By Patrick Galey

BEIRUT: Think of Lebanese trees and there’s a good chance the mighty cedar will automatically spring to mind. Mentioned in the Bible, its wood has been used for centuries by some of the world’s greatest civilizations. There’s even one on the Lebanese flag.

But flora in Lebanon goes way beyond the cedar, a point Salma Talhouk wanted to make when she organized the “Plant a Heritage” tree auction, held in Beirut on Monday evening.

“We want to raise awareness about the fact that you should consider biodiversity when planting trees,” Talhouk told The Daily Star at the event, held on behalf of the American University of Beirut’s Ibsar program. “People tend to feel comfortable with trees that they know but there are hundreds of trees and shrubs that they don’t really think about.”

On the auction table Monday were 30 varieties of trees, from pistachio bushes to laurel, sumac trees to evergreen firs.

“This is a fundraising event and the focus is to say how many different types of trees there are to be planted,” said Talhouk. “There’s also the fact that cedars are more expensive than pines. Nature doesn’t have this priority.”

With some tree lots expected to fetch upward of 1 million Lebanese liras ($670), Ibsar hopes Monday’s proceeds will help add to the 15,000 native trees it planted in Lebanon over the past two years.

Talhouk explained the rationale behind Ibsar’s “Power of Planting” program. “The purpose is not reforestation; we just want people to be exposed to these trees in public areas.”

“We think that tree planting should not only be the job of the government; every village and every community should have its own tree-planting activity. The actual planting is what people talk the most about but this is the smallest component of the process.”

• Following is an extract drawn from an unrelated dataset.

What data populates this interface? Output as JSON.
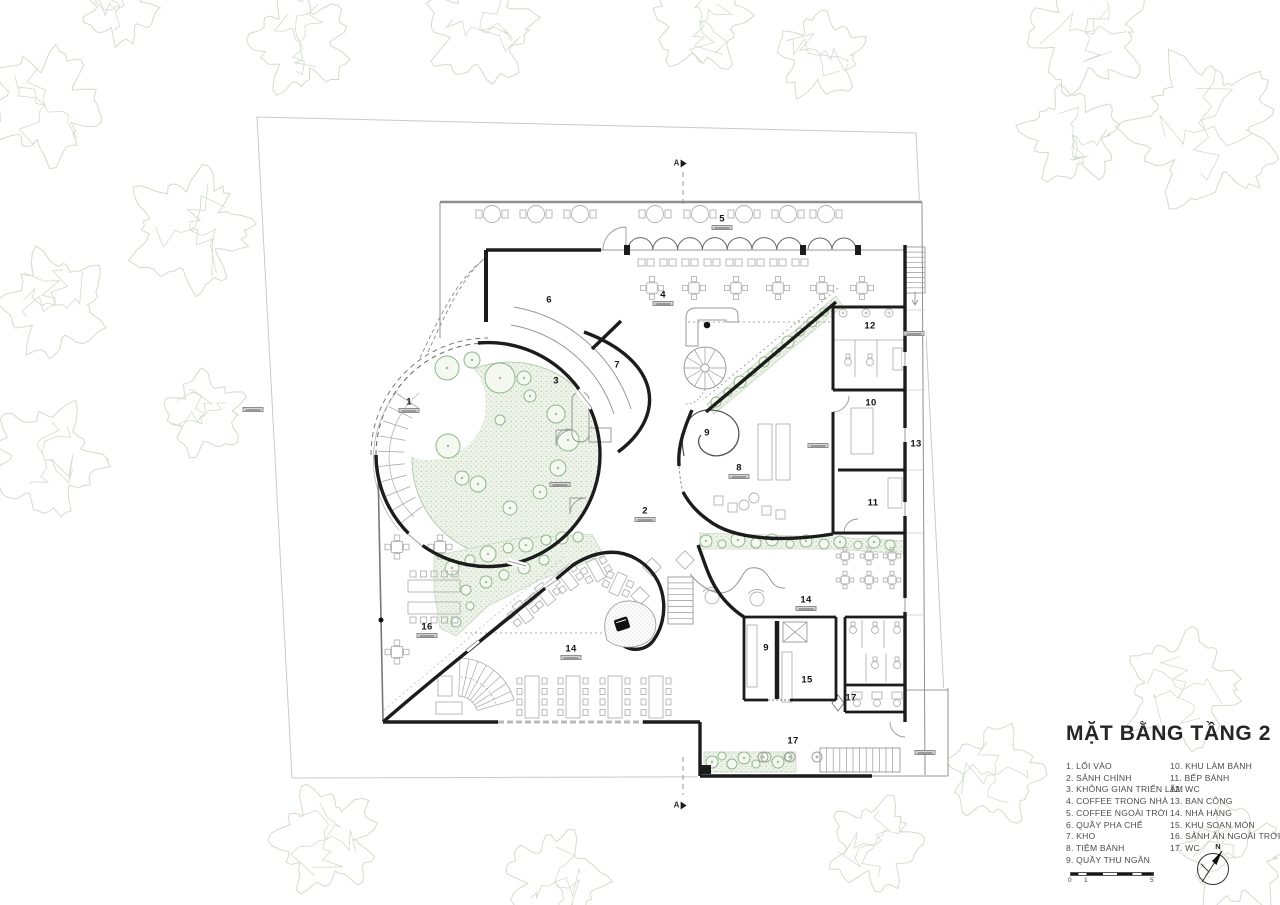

Ibsar has performed biodiversity awareness activities including readings and workshops to more than 1,500 children in the last few years. Talhouk is seeking to organize a tree-planting festival at the end of 2010, with the aim of getting communities committed to maintaining local plant life.

“We are encouraging communities to decide if they want trees in their area or not, they’re going to be the ones looking after them,” she said.

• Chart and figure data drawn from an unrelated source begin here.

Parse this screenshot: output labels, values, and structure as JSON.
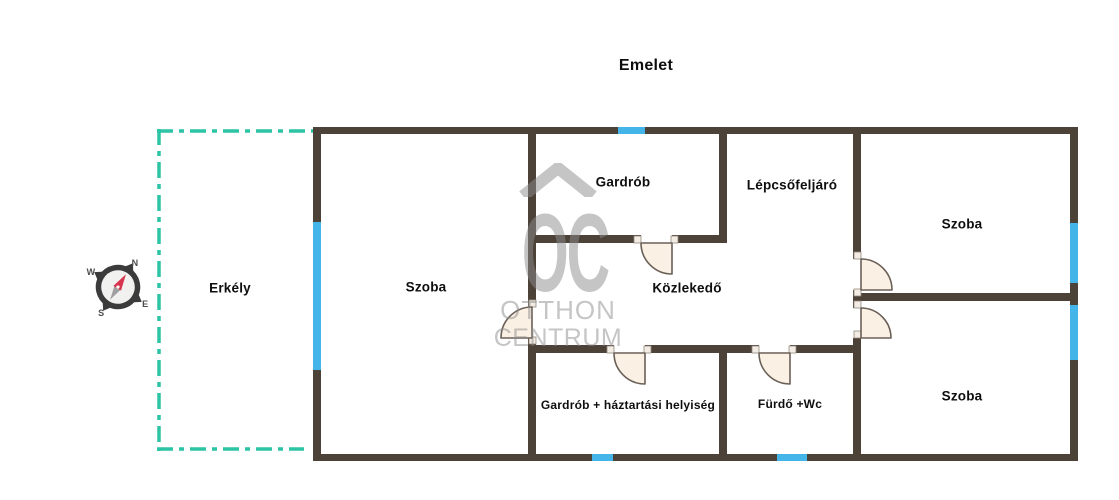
{
  "page_title": "Emelet",
  "floor_plan": {
    "rooms": {
      "erkely": "Erkély",
      "szoba_left": "Szoba",
      "gardrob": "Gardrób",
      "lepcsofeljaro": "Lépcsőfeljáró",
      "kozlekedo": "Közlekedő",
      "szoba_top_right": "Szoba",
      "szoba_bottom_right": "Szoba",
      "gardrob_haztartasi": "Gardrób + háztartási helyiség",
      "furdo_wc": "Fürdő +Wc"
    },
    "colors": {
      "wall": "#4d4238",
      "window": "#44b5e9",
      "balcony_outline": "#2bc4a4",
      "door_fill": "#faf0e3",
      "compass_needle_red": "#d6354d"
    }
  },
  "compass": {
    "north": "N",
    "west": "W",
    "south": "S",
    "east": "E"
  },
  "watermark": {
    "monogram": "OC",
    "line1": "OTTHON",
    "line2": "CENTRUM"
  }
}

“We want [communities] to be the beneficiaries of this activity. Whenever there is a tree-planting, the government or NGOs get the financial and even emotional support and communities are not even mentioned.”

Talhouk hopes the establishment of regional micro-nurseries will help encourage Lebanon’s green-fingered to get busy once more. “You cannot just think of green Lebanon, you need a green and diverse Lebanon,” she said.